Data mining and predictive analytics: What is the difference?
To be competitive, companies need to be able to take advantage of current data to predict what might happen in the future. Predictive analytics plays a key role in being able to capture useful information and use it to model customer behaviors, sales patterns and other trends for the future.
Although, predictive analytics is usually related to data mining to describe how information or data is processed, there are significant differences between these techniques. Predictive analytics and data mining use algorithms to discover knowledge and find the best solutions. Data mining is a process based on algorithms to analyze and extract useful information and automatically discover hidden patterns and relationships from data. Instead, predictive analytics is closely tied to machine learning, as it uses data patterns to make predictions, where machines take historical and current information and apply them to a model to predict future trends. In essence, the difference between predictive analytics and data mining is that the former explores the data and the latter answers “What is the next step?”
What is predictive analytics?
Predictive analytics is the use of data, mathematical algorithms and machine learning to identify the likelihood of future events based on historical data. The main goal of predictive analytics is to use the knowledge of what has happened to provide the best valuation of what will happen. In other words, predictive analytics can offer a complete view of what is going on and the information we need to succeed .
Thanks to the diffusion of text analytics that have made the analysis of unstructured data less time consuming, predictive analysis is increasing. Today, we are increasingly looking to machines that can take past and current information to forecast future trends, such as sales trends for the coming months or years, or anticipating customer behavior such as in the case of fraudulent credit card use (learn more about how you can manage the operational risk here).
How predictive analytics works
Predictive analysis uses various models to assign a score to data.
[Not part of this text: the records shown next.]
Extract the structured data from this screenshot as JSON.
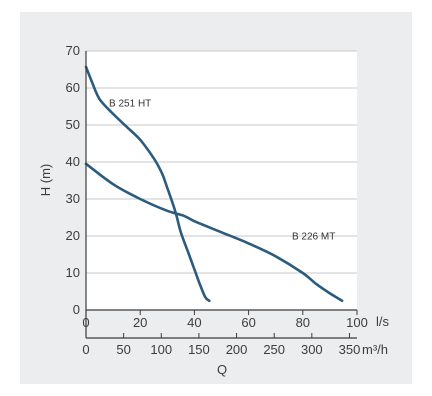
{
  "chart_data": {
    "type": "line",
    "ylabel": "H (m)",
    "xlabel": "Q",
    "ylim": [
      0,
      70
    ],
    "y_ticks": [
      "0",
      "10",
      "20",
      "30",
      "40",
      "50",
      "60",
      "70"
    ],
    "x_primary": {
      "unit": "l/s",
      "range": [
        0,
        100
      ],
      "ticks": [
        "0",
        "20",
        "40",
        "60",
        "80",
        "100"
      ]
    },
    "x_secondary": {
      "unit": "m³/h",
      "range": [
        0,
        360
      ],
      "ticks": [
        "0",
        "50",
        "100",
        "150",
        "200",
        "250",
        "300",
        "350"
      ]
    },
    "grid": true,
    "series": [
      {
        "name": "B 251 HT",
        "color": "#2b5b7e",
        "x": [
          0,
          2,
          5,
          10,
          15,
          20,
          25,
          28,
          30,
          33,
          35,
          38,
          40,
          42,
          44,
          45.5
        ],
        "y": [
          65.7,
          62,
          57,
          53,
          49.5,
          46,
          41,
          37,
          33,
          26.5,
          21,
          15,
          11,
          7,
          3.5,
          2.5
        ]
      },
      {
        "name": "B 226 MT",
        "color": "#2b5b7e",
        "x": [
          0,
          10,
          20,
          30,
          36,
          40,
          50,
          60,
          70,
          80,
          85,
          90,
          94.5
        ],
        "y": [
          39.5,
          34,
          30,
          26.8,
          25.5,
          24,
          21,
          18,
          14.5,
          10,
          7,
          4.5,
          2.5
        ]
      }
    ]
  }
}
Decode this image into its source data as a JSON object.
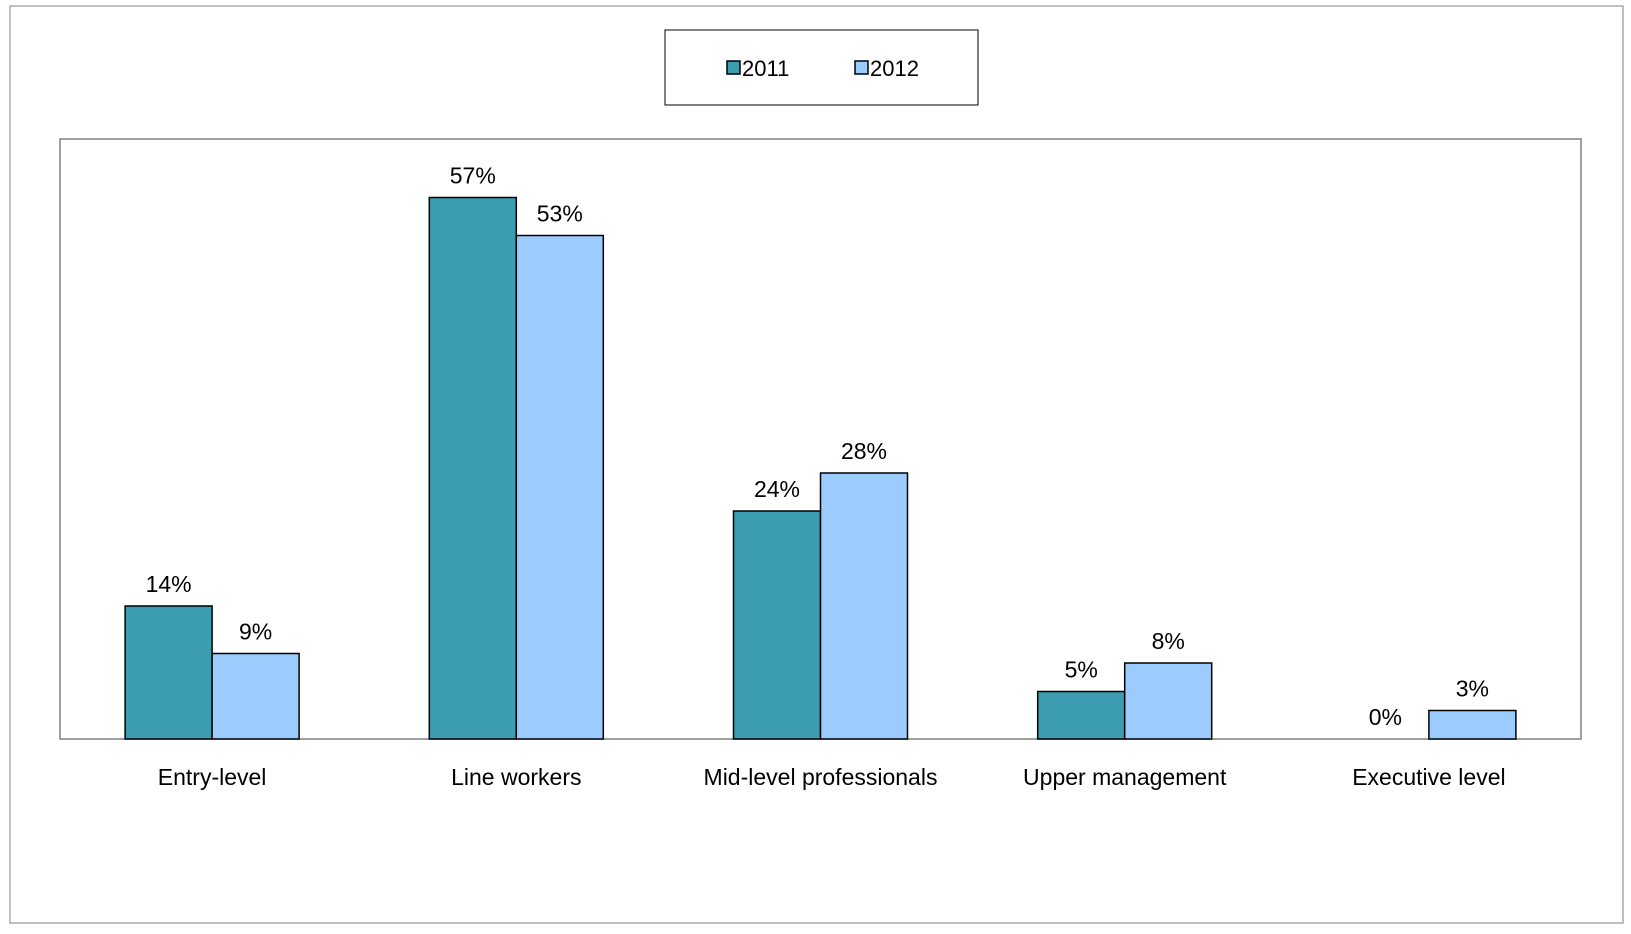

The most common is the predictive model that is focused on the behavior of an individual customer. Using sample data with known attributes, the model is trained and is able to analyze the new data and determine its behavior. This information can be used to predict how the customer might behave next.
This is different from the descriptive model, which is used to classify data into groups. With descriptive models, customer data is classified by characteristics such as age or previous buying behavior. This information is often in marketing campaigns to hit a target group.
Today, more and more organizations are using predictive analytics to increase their business and:
- Produce valuable insight.
- Increase competitive advantage.
- Forecast trends and identify new business opportunities in time.